Gelingt die Rettung des Historischen Vereins Bottwartal? Wenige Tage vor der Mitgliederversammlung sendet der Verein einen Hilferuf.
Der Historische Verein Bottwartal steht vor einer ungewissen Zukunft. Seit Monaten sucht der traditionsreiche Verein einen neuen ersten Vorsitzenden – bislang vergeblich. Sollte sich niemand finden, droht nach Jahrzehnten engagierter Arbeit die Auflösung.
Hans Wolfgang Bock wirkt besorgt. Der 77-Jährige gehört neben Rolf Lutz und Dietmar Rupp seit Jahren zu den prägenden Gesichtern des Vereins. „Langsam wird es ernst“, sagt er mit Blick auf die Mitgliederversammlung am kommenden Dienstag. Der Verein sei in die Jahre gekommen, viele Aktive gehörten der älteren Generation an. Die Suche nach einer jüngeren Führungspersönlichkeit gestalte sich schwierig.
Dabei steht der Verein keineswegs schlecht da. Finanziell ist man solide aufgestellt: Rund 36.000 Euro befinden sich in den Rücklagen. Auch inhaltlich sendet der Verein Lebenszeichen. Die forschenden Mitglieder haben sich intensiv mit dem Bauernkrieg beschäftigt, der im vergangenen Jahr sein 500-Jahr-Jubiläum feierte.
Zahlreiche neue Erkenntnisse über Mattern Feuerbacher und andere Persönlichkeiten der damaligen Zeit konnten zusammengetragen werden. In diesem Jahr erscheint zudem Band 15 der „Geschichtsblätter aus dem Bottwartal“. Die Publikation genießt einen hervorragenden Ruf – selbst die Eberhard-Karls-Universität in Tübingen führt laut Bock die Bände in ihrem Bestand.
Und doch fehlt es an Nachwuchs. Rund 80 Mitglieder zählt der Verein aktuell, aber Impulse an jüngere Generationen bleiben unbeachtet. Anfragen an Schulen wie das Beilsteiner Herzog-Christoph-Gymnasium oder die Mattern-Feuerbacher-Realschule in Großbottwar seien im Sande verlaufen, berichtet Bock. Man habe versucht, Schulklassen für Aufsätze über den Bauernkrieg zu gewinnen. „Letztlich hat sich kein Lehrer so richtig begeistern lassen“, sagt Bock, der selbst mal Pädagoge war, bedauernd.

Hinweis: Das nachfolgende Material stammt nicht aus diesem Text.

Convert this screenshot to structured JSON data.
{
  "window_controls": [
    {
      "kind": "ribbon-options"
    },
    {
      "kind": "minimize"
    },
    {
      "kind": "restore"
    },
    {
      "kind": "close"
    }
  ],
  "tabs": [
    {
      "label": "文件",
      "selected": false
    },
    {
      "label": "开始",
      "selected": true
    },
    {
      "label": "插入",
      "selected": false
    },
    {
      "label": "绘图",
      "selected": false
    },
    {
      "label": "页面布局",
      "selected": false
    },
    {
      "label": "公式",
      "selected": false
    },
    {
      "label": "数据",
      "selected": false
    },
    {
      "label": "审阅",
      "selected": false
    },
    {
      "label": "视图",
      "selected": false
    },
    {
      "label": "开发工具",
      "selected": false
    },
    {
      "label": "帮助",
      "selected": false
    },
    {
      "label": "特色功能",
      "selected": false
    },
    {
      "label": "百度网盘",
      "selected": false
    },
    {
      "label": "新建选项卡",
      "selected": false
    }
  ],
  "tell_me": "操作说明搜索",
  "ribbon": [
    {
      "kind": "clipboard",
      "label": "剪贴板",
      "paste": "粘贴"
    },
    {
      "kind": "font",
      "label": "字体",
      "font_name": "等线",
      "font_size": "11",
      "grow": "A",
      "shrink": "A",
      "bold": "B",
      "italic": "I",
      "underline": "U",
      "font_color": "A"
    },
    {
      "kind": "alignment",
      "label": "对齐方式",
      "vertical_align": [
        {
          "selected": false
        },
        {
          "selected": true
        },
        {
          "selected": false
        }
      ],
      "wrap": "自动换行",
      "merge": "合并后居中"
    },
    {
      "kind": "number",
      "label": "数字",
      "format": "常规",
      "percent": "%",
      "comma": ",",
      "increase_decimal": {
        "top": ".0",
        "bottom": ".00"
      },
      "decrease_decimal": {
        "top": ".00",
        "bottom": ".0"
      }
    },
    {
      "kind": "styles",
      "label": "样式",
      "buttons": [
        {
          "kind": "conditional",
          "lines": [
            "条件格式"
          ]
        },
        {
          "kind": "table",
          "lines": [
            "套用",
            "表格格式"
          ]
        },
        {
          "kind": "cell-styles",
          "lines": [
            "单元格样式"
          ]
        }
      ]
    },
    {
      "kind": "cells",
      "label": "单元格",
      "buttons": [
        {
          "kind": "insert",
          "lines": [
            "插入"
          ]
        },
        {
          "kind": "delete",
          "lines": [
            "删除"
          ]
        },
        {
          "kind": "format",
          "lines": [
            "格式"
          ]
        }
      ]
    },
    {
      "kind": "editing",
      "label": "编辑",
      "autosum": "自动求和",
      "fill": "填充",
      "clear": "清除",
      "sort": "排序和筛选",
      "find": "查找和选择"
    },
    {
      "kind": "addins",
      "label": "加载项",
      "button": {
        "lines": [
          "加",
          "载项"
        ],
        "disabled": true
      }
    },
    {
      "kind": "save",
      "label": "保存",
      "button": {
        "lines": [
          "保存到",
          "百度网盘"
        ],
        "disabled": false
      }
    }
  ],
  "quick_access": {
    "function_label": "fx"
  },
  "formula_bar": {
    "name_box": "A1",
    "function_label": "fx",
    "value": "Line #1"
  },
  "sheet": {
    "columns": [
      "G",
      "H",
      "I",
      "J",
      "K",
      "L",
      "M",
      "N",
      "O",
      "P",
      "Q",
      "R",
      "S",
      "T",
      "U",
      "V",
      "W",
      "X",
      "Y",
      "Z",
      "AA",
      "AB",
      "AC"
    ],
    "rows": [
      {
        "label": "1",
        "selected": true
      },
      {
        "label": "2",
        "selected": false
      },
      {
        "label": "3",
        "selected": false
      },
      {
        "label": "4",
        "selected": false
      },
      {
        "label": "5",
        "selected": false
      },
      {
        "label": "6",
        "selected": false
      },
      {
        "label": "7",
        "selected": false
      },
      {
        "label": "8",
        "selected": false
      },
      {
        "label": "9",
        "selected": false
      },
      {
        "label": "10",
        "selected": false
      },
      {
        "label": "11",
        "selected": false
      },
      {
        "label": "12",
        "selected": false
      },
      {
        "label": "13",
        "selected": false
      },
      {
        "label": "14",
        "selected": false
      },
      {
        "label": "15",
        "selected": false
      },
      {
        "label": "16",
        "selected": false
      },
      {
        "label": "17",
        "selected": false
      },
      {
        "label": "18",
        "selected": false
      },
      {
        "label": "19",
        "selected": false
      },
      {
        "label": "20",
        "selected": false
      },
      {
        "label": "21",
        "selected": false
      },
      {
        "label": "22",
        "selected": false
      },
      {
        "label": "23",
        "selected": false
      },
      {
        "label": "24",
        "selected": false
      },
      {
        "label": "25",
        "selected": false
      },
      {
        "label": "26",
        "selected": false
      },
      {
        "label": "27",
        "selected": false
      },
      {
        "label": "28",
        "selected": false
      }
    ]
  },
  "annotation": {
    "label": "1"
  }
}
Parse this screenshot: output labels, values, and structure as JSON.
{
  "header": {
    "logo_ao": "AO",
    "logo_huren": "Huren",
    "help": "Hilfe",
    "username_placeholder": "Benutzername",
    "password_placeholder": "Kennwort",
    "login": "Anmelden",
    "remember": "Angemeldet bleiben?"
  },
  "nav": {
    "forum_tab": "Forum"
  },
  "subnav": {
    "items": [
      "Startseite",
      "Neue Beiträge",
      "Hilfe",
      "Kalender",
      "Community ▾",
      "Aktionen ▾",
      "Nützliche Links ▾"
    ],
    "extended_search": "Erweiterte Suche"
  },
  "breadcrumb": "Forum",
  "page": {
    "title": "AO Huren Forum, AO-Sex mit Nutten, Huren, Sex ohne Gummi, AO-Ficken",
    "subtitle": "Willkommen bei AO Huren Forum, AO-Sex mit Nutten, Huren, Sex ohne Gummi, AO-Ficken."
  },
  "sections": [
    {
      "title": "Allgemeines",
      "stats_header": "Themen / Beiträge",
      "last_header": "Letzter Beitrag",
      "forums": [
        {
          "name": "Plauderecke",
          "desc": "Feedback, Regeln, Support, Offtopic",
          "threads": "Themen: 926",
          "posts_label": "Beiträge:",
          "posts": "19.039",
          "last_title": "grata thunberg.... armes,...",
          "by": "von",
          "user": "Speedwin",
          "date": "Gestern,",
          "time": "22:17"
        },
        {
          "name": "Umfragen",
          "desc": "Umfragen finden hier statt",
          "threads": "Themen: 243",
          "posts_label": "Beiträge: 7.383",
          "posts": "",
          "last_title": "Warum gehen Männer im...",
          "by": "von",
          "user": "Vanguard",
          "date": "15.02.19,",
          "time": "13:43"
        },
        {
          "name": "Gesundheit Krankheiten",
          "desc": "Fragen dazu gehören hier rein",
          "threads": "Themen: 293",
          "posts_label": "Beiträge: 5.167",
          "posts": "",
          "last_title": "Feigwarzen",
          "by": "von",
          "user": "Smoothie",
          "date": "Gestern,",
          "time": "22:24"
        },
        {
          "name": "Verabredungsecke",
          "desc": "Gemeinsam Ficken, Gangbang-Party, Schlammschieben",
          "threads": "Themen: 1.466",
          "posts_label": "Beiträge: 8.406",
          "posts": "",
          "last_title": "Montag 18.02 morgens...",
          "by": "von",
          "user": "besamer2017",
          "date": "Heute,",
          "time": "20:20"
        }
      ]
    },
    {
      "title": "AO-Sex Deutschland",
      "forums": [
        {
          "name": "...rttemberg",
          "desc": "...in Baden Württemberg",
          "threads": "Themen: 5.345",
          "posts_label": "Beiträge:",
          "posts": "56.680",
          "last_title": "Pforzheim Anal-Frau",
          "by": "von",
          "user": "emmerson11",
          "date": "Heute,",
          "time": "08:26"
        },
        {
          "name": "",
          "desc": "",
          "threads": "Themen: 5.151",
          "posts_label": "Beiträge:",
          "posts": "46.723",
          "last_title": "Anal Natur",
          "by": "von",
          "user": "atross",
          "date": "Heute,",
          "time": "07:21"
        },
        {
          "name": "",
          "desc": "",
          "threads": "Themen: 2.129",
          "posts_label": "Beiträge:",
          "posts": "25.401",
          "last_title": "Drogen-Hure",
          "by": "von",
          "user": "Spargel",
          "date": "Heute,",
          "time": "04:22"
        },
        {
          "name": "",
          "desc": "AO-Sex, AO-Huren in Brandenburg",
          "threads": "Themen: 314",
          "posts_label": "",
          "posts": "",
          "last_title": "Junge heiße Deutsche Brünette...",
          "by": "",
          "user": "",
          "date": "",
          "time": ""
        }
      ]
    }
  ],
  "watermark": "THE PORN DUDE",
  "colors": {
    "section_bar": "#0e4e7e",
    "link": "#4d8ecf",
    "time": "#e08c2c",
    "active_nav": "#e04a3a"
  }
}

Was fehlt, sei möglicherweise ein modernes Konzept, vermutet Bock. Die mediale Überflutung mit professionell aufbereiteten Geschichtsdokumentationen in den TV-Mediatheken mache es lokalen Vortragsformaten schwer. „Die Fernsehsendungen sind oft attraktiver als unsere klassischen Vorträge“, räumt er ein.
Sollte der Verein tatsächlich aufgelöst werden, würde das Vereinsvermögen an die vier Bottwartal-Kommunen Großbottwar, Steinheim, Oberstenfeld und Beilstein fallen. Das wäre ein bitterer Schritt für eine Institution, die über Jahrzehnte regionale Geschichte erforscht, dokumentiert und bewahrt hat.
Doch Hans Wolfgang Bock gibt die Hoffnung nicht auf. „Vielleicht gelingt es doch noch, junge Geschichtslehrer aus der Umgebung zu gewinnen, die mit einem modernen Konzept neue Impulse setzen.“ Die ältere Generation stehe bereit, ihr Wissen weiterzugeben und den Übergang aktiv zu begleiten.